Quad/Graphics’ 1st Quarter 2010 was slightly worse than last year’s, and it expects to close some high-cost U.S. printing plants when it merges with Worldcolor this summer.
Those are among the revelations in a document the big Wisconsin-based printing company filed with the Securities and Exchange Commission Friday.
The document is being sent to Worldcolor shareholders in advance of their special meeting on June 25 to vote on a merger with Quad that would create the continent’s second largest printing company. A June 28 court hearing in Montreal could be the final step in consummating the deal now that all anti-trust hurdles have been cleared.
Quad/Graphics’ sales in the quarter ended March 31 were down 3% from the previous year, while its losses doubled to $8.5 million. The loss equaled about 2% of total sales, which is not bad considering the recession and the usual post-Christmas slowdown in printing. Worldcolor’s $59 million quarterly loss, after all, was more than 8% of its total revenue.
The “continued but somewhat lessened decline in demand for commercial printing due to the global economic recession” was the main reason for the sales decrease, Quad said. “Product sales also declined due to continued pricing pressures related to increased competition and industry overcapacity.

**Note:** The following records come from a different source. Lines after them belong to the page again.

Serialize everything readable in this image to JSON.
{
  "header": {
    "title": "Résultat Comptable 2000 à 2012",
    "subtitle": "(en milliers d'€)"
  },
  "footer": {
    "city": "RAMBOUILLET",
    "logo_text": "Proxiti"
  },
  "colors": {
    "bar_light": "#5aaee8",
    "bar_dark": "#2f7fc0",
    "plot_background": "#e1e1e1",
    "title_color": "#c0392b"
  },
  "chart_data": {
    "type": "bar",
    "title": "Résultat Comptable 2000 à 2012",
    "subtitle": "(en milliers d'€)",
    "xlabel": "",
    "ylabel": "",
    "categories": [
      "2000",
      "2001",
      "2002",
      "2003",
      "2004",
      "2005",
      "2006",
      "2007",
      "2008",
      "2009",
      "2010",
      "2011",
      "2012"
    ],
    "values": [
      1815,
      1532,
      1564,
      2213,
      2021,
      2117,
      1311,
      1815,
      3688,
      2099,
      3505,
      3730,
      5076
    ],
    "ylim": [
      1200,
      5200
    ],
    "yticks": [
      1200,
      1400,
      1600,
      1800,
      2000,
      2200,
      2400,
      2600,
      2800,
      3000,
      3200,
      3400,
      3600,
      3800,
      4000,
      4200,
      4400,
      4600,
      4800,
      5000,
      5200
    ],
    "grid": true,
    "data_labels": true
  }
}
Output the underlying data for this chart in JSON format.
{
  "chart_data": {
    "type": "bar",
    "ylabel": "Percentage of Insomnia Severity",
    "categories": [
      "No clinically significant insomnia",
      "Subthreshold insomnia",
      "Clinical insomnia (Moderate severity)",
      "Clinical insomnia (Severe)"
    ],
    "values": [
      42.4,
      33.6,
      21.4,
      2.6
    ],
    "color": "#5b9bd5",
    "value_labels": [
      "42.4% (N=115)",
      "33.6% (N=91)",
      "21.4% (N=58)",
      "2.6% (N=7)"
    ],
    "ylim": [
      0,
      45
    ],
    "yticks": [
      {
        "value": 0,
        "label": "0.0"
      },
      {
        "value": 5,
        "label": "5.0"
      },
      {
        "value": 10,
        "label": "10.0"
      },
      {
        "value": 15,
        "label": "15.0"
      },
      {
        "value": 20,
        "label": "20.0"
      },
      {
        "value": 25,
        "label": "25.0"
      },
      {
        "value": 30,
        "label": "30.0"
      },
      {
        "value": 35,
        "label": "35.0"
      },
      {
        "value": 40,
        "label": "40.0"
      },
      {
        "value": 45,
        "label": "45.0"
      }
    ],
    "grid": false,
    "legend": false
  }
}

These decreases were partially offset by an increase in recycling sales due to increased prices received on recycled paper.”
Some of the estimated $225 million in annual cost savings that Quad expects the merger to produce will come “from commercial printing capacity consolidation into lower cost, more modern and efficient printing facilities from certain high cost facilities (primarily in the United States).”
Other sources of savings it cites are increased purchasing volume, “elimination of redundant administrative costs (including the consolidation of the corporate headquarters),” and “better utilization of shipping, distribution and warehousing logistics" as a result of the plant consolidations.
Worldcolor projects the savings will be even higher -- $285 million – apparently because it “estimated greater procurement synergies than Quad/Graphics” did.
Privately held Quad has historically been tight-lipped about its financial status and results, but the process of acquiring Worldcolor and going public is forcing it to reveal more. Still, the First Quarter data are less detailed than what a public company usually releases and were not accompanied by a press release, which is why Quad’s quarterly results have not appeared in newspapers or the trade press.
(“No news release, no news coverage,” a journalist friend told me in explaining the impact of the news media’s budget cuts on business-news coverage. But because Dead Tree Edition is published by a somewhat obsessive hobbyist rather than a real journalist, we continue to read and report on actual source documents. How quaint!)